In 2010, Ms. Goss pleaded guilty to second-degree vehicular manslaughter, a felony, as well as DWI and endangering the welfare of a child, both misdemeanors, and driving with an open container of alcohol, a violation. Prosecutors accepted a plea deal because witness statements and accident reconstruction showed that it was possible that Joseph swerved into the road in front of Ms. Goss’s car, which could have made it more difficult to convict her, according to Robert Clifford, a spokesman for District Attorney Thomas Spota.

“I want to say that I am sorry and I want to let you know that I am completely responsible for what happened that day,” Ms. Goss said from the stand. “I wish that I could do it over. I wish that I could turn back time. I am so sorry for all of the pain you had to go through.” She said that “multiple factors” affected her state of mind the night of the accident, including an argument she had earlier in the night.

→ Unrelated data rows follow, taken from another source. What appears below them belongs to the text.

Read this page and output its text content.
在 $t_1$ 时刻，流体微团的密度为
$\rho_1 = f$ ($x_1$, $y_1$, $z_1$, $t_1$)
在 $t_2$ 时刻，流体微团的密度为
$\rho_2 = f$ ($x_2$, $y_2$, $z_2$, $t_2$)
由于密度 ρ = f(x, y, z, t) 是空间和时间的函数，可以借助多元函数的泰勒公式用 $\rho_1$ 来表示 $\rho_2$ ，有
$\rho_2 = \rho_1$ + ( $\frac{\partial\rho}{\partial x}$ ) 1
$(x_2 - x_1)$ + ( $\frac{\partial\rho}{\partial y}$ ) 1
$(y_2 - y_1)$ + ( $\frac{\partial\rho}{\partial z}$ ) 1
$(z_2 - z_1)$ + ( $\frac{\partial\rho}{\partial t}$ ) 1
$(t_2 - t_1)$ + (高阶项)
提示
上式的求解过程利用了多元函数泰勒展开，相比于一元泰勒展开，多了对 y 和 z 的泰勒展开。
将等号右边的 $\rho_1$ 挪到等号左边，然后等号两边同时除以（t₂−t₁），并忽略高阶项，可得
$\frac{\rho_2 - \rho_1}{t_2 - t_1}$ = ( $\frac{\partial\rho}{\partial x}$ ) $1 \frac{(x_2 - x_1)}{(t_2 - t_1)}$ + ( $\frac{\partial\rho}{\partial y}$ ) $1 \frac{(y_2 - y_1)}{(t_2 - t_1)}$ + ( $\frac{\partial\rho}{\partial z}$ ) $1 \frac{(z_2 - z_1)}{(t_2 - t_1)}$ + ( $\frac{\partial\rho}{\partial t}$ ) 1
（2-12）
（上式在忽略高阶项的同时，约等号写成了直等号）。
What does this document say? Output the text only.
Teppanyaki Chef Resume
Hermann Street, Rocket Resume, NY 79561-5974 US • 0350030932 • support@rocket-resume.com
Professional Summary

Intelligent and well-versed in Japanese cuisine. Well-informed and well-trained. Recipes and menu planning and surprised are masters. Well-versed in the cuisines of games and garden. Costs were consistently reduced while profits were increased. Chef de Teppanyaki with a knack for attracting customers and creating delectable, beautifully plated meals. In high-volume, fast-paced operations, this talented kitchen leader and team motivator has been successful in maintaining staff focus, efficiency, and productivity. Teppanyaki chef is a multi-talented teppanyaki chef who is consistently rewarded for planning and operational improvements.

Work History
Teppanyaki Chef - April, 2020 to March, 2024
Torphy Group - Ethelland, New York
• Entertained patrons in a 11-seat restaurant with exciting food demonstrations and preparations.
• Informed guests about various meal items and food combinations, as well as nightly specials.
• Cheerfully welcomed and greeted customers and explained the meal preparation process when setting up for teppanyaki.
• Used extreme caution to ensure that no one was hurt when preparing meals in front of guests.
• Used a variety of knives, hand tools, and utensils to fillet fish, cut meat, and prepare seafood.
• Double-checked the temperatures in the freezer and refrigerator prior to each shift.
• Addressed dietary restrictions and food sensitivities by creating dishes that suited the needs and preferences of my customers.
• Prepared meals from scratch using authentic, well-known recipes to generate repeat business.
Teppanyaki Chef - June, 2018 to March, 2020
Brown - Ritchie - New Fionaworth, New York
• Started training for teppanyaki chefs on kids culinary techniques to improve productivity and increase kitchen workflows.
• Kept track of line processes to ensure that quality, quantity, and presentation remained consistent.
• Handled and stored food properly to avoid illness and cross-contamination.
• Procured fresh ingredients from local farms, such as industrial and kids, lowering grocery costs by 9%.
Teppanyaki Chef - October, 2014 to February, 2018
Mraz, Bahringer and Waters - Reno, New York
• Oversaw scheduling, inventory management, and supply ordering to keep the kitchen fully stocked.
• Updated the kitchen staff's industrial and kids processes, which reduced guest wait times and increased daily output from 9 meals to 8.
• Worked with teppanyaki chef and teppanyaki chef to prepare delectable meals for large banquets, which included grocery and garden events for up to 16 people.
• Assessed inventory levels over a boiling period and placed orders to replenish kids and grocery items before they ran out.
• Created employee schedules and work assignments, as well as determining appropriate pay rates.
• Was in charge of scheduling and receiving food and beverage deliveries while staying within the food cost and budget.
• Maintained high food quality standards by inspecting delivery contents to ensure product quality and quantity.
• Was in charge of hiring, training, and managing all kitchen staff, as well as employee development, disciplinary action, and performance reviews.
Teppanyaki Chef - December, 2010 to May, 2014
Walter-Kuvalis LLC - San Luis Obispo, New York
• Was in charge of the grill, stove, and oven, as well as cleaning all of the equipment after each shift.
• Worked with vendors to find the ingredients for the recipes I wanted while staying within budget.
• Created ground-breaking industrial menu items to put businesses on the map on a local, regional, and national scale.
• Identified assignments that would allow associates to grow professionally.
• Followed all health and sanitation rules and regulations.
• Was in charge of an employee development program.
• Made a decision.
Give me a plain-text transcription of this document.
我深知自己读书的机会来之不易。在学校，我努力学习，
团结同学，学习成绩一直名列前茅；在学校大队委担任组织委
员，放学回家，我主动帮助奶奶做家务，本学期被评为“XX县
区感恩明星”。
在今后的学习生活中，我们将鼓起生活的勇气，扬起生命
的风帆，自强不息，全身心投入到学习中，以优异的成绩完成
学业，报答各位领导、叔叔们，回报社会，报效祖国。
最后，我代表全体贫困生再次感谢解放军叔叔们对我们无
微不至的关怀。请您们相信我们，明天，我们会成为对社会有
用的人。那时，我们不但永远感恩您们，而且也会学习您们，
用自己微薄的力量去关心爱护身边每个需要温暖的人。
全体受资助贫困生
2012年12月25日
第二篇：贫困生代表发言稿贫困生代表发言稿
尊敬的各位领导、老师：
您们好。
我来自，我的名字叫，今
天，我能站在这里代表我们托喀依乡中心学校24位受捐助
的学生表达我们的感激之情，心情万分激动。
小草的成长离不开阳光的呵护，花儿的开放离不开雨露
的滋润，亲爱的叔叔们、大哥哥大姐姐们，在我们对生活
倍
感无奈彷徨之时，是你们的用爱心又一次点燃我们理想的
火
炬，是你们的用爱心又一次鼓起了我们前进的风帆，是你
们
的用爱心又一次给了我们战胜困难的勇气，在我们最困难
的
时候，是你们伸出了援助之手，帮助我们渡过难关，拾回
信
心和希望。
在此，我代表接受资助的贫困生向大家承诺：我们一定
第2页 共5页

Anthony Palumbo, Ms. Goss’s attorney, said his client was the “driving force” behind the settlement deal because she did not want to put the family through the “horrendous aspects of the trial” that would force the 
family to relive the death 
of their son. “She wanted to 
ultimately seek possibly forgiveness, or just let the healing begin and provide some closure to the family,” he said.

Edmond Chakmakian, Ms. Marino’s attorney, countered Mr. Palumbo’s assertion that Ms. Goss had pushed for the settlement.

“She resisted it and balked at the amount she had to pay,” Mr. Chakmakian wrote in an email after the court proceeding. “She cared only about herself not having to go through a trial.”

Mr. Palumbo maintained that Ms. Goss “welcomed the opportunity to resolve the case.”

During her testimony, Ms. Goss said she plans to speak to students, as well as Alcoholics Anonymous groups, to share her story in the hope that it will prevent others from making similar mistakes in the future.

“Every time a drunk driver gets behind the wheel and they injure or kill someone, they are killing somebody’s child, somebody’s loved one,” Ms. Marino said outside the courtroom. “And they just don’t realize the devastation that they are causing. It’s a lifetime of pain and suffering. … They get to go on with their lives—we’ve lost a part of our lives forever.”

When asked whether in the future she could forgive Ms. Goss, Ms. Marino replied: “No, I don’t. I don’t think there is any forgiveness in this.”